The trend for following a plant-based diet has boomed recently. Just look at all the options for plant-based burgers on menus these day. What does this trend mean and why is this significant? No matter the type of vegetarian diet you follow, or even if you are a veterinarian or not, we can all enjoy and benefit from incorporating a variety of fruits and vegetables into our diets. Plants are powerful and they provide many known and as yet to be fully discovered and understood benefits for our health. Some of these known benefits include the high fibre content, which is important for digestive health and function. There are many studies on the effects of vegetarian diets and decreased risk for various types of cancer.
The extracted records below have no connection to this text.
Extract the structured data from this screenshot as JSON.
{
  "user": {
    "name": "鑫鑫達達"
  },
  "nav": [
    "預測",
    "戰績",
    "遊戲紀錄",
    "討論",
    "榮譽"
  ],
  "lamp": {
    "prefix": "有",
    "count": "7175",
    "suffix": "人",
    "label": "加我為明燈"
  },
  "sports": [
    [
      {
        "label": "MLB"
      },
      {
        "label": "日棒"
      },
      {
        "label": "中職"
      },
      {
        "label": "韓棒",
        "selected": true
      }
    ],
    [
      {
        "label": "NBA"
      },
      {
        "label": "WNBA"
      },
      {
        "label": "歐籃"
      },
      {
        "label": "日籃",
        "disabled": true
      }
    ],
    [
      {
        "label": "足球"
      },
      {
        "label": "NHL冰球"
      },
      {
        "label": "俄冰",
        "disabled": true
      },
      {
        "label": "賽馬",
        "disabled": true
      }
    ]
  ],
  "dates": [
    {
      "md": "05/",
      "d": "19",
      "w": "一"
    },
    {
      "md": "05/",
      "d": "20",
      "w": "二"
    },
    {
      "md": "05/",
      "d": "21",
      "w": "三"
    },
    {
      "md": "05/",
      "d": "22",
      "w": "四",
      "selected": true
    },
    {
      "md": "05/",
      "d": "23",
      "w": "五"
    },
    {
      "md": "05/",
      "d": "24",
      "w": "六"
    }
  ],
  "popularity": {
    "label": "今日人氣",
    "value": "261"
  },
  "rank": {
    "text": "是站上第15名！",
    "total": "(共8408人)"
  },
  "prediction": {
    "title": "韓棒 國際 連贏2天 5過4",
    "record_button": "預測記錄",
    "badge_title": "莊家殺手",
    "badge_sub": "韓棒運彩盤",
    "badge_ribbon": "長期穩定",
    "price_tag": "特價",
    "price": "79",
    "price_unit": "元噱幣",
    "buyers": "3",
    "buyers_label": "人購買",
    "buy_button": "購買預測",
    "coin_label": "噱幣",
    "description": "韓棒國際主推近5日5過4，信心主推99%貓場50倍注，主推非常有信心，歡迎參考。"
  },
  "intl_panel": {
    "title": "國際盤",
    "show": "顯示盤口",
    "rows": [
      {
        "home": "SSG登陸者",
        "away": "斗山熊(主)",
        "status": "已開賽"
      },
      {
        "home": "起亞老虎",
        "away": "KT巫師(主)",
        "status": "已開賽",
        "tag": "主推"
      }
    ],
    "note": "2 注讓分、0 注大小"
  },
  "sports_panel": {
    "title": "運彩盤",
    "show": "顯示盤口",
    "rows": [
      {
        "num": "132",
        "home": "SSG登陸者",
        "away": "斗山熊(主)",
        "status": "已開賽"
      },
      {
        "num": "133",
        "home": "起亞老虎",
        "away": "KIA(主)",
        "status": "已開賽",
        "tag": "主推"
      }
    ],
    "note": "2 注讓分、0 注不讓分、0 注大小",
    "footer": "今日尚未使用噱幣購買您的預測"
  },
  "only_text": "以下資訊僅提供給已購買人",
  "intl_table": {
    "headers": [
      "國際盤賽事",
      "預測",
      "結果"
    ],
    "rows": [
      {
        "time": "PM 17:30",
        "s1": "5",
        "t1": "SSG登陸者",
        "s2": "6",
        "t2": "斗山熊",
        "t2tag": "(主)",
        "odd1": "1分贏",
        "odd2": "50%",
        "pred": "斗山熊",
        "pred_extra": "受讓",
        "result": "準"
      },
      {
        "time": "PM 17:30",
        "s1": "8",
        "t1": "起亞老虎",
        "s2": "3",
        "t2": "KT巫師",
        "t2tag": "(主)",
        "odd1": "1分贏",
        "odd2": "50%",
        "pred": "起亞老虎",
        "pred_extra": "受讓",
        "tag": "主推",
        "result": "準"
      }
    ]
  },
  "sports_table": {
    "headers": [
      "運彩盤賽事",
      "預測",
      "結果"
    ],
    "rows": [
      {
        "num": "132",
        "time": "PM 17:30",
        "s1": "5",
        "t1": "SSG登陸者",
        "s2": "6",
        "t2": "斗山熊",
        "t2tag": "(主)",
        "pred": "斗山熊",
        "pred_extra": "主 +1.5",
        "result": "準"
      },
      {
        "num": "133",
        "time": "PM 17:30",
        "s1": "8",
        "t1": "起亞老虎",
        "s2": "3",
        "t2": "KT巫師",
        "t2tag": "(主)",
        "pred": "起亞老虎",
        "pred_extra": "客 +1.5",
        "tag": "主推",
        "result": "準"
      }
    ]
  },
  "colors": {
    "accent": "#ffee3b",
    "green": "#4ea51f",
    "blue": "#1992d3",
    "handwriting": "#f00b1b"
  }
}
Part of this is that Fruits and vegetables are natural sources of antioxidants. Antioxidants are important for many reasons in the maintenance of good health and prevention of many chronic diseases. Fruits and vegetables are also lower in calories and fat than other foods. Part of this is because of their high water content which means they will also help with keeping you hydrated which is so important for health, well-being and feeling your best.

Besides health, there are many other reasons individuals choose a vegetarian diet. Some of these include food preferences, religious beliefs and environmental concerns. Plant-based diets are being promoted for how they can support and reduce the effects of climate change, as the energy requirements for growing and supporting animals is much higher than it is for plants, and eating more plants can help us with sustainability measures.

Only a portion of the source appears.